From 3575d041f1507811b577fd2c653171fb51c0a386 Mon Sep 17 00:00:00 2001
From: Volpeon <git@volpeon.ink>
Date: Fri, 20 Jan 2023 14:26:17 +0100
Subject: Restored LR finder

---
 training/functional.py | 35 +++++++++++++++++++++++++----------
 1 file changed, 25 insertions(+), 10 deletions(-)

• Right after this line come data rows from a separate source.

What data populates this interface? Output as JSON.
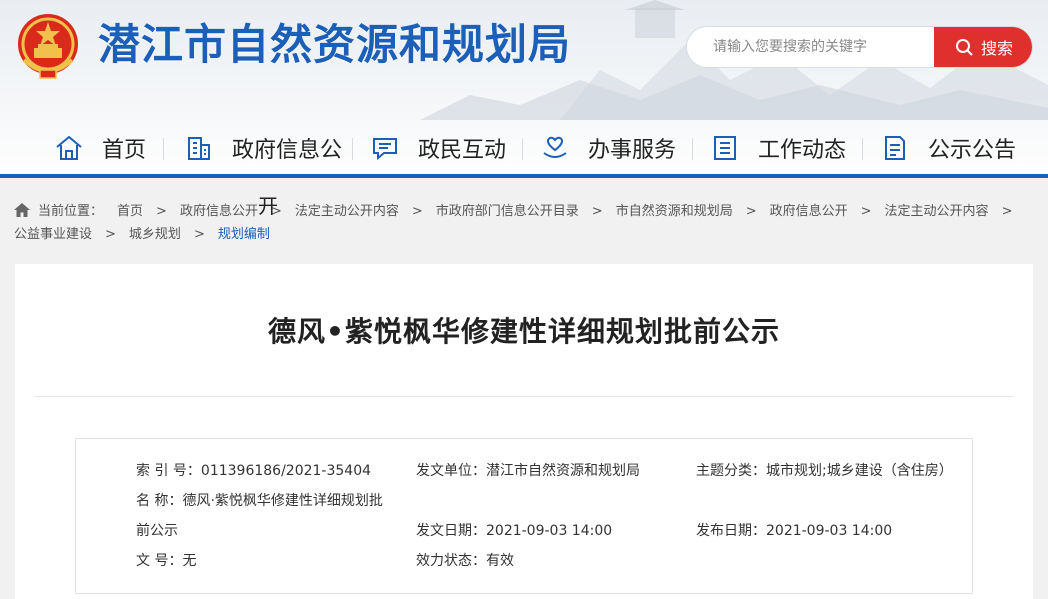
{
  "site": {
    "title": "潜江市自然资源和规划局"
  },
  "search": {
    "placeholder": "请输入您要搜索的关键字",
    "button_label": "搜索"
  },
  "nav": {
    "items": [
      {
        "label": "首页",
        "icon": "home-icon"
      },
      {
        "label": "政府信息公",
        "icon": "building-icon"
      },
      {
        "label": "政民互动",
        "icon": "chat-icon"
      },
      {
        "label": "办事服务",
        "icon": "heart-hand-icon"
      },
      {
        "label": "工作动态",
        "icon": "list-icon"
      },
      {
        "label": "公示公告",
        "icon": "document-icon"
      }
    ],
    "overflow_char": "开"
  },
  "breadcrumb": {
    "prefix": "当前位置：",
    "items": [
      "首页",
      "政府信息公开",
      "法定主动公开内容",
      "市政府部门信息公开目录",
      "市自然资源和规划局",
      "政府信息公开",
      "法定主动公开内容",
      "公益事业建设",
      "城乡规划",
      "规划编制"
    ]
  },
  "article": {
    "title": "德风•紫悦枫华修建性详细规划批前公示"
  },
  "meta": {
    "index_label": "索  引  号：",
    "index_value": "011396186/2021-35404",
    "issuer_label": "发文单位：",
    "issuer_value": "潜江市自然资源和规划局",
    "topic_label": "主题分类：",
    "topic_value": "城市规划;城乡建设（含住房）",
    "name_label": "名        称：",
    "name_value_line1": "德风·紫悦枫华修建性详细规划批",
    "name_value_line2": "前公示",
    "date_label": "发文日期：",
    "date_value": "2021-09-03 14:00",
    "publish_label": "发布日期：",
    "publish_value": "2021-09-03 14:00",
    "docno_label": "文        号：",
    "docno_value": "无",
    "status_label": "效力状态：",
    "status_value": "有效"
  },
  "colors": {
    "brand_blue": "#1c5fb8",
    "search_red": "#e0302e"
  }
}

(limited to 'training/functional.py')

diff --git a/training/functional.py b/training/functional.py
index fb135c4..c373ac9 100644
--- a/training/functional.py
+++ b/training/functional.py
@@ -7,7 +7,6 @@ from pathlib import Path
 import itertools
 
 import torch
-import torch.nn as nn
 import torch.nn.functional as F
 from torch.utils.data import DataLoader
 
@@ -373,8 +372,12 @@ def train_loop(
     avg_loss_val = AverageMeter()
     avg_acc_val = AverageMeter()
 
-    max_acc = 0.0
-    max_acc_val = 0.0
+    best_acc = 0.0
+    best_acc_val = 0.0
+
+    lrs = []
+    losses = []
+    accs = []
 
     local_progress_bar = tqdm(
         range(num_training_steps_per_epoch + num_val_steps_per_epoch),
@@ -457,6 +460,8 @@ def train_loop(
 
             accelerator.wait_for_everyone()
 
+            lrs.append(lr_scheduler.get_last_lr()[0])
+
             on_after_epoch(lr_scheduler.get_last_lr()[0])
 
             if val_dataloader is not None:
@@ -498,18 +503,24 @@ def train_loop(
                 global_progress_bar.clear()
 
                 if accelerator.is_main_process:
-                    if avg_acc_val.avg.item() > max_acc_val:
+                    if avg_acc_val.avg.item() > best_acc_val:
                         accelerator.print(
-                            f"Global step {global_step}: Validation accuracy reached new maximum: {max_acc_val:.2e} -> {avg_acc_val.avg.item():.2e}")
+                            f"Global step {global_step}: Validation accuracy reached new maximum: {best_acc_val:.2e} -> {avg_acc_val.avg.item():.2e}")
                         on_checkpoint(global_step + global_step_offset, "milestone")
-                        max_acc_val = avg_acc_val.avg.item()
+                        best_acc_val = avg_acc_val.avg.item()
+
+                losses.append(avg_loss_val.avg.item())
+                accs.append(avg_acc_val.avg.item())
             else:
                 if accelerator.is_main_process:
-                    if avg_acc.avg.item() > max_acc:
+                    if avg_acc.avg.item() > best_acc:
                         accelerator.print(
-                            f"Global step {global_step}: Training accuracy reached new maximum: {max_acc:.2e} -> {avg_acc.avg.item():.2e}")
+                            f"Global step {global_step}: Training accuracy reached new maximum: {best_acc:.2e} -> {avg_acc.avg.item():.2e}")
                         on_checkpoint(global_step + global_step_offset, "milestone")
-                        max_acc = avg_acc.avg.item()
+                        best_acc = avg_acc.avg.item()
+
+                losses.append(avg_loss.avg.item())
+                accs.append(avg_acc.avg.item())
 
         # Create the pipeline using using the trained modules and save it.
         if accelerator.is_main_process:
@@ -523,6 +534,8 @@ def train_loop(
             on_checkpoint(global_step + global_step_offset, "end")
         raise KeyboardInterrupt
 
+    return lrs, losses, accs
+
 
 def train(
     accelerator: Accelerator,
@@ -582,7 +595,7 @@ def train(
     if accelerator.is_main_process:
         accelerator.init_trackers(project)
 
-    train_loop(
+    metrics = train_loop(
         accelerator=accelerator,
         optimizer=optimizer,
         lr_scheduler=lr_scheduler,
@@ -598,3 +611,5 @@ def train(
 
     accelerator.end_training()
     accelerator.free_memory()
+
+    return metrics
-- 
cgit v1.2.3-70-g09d2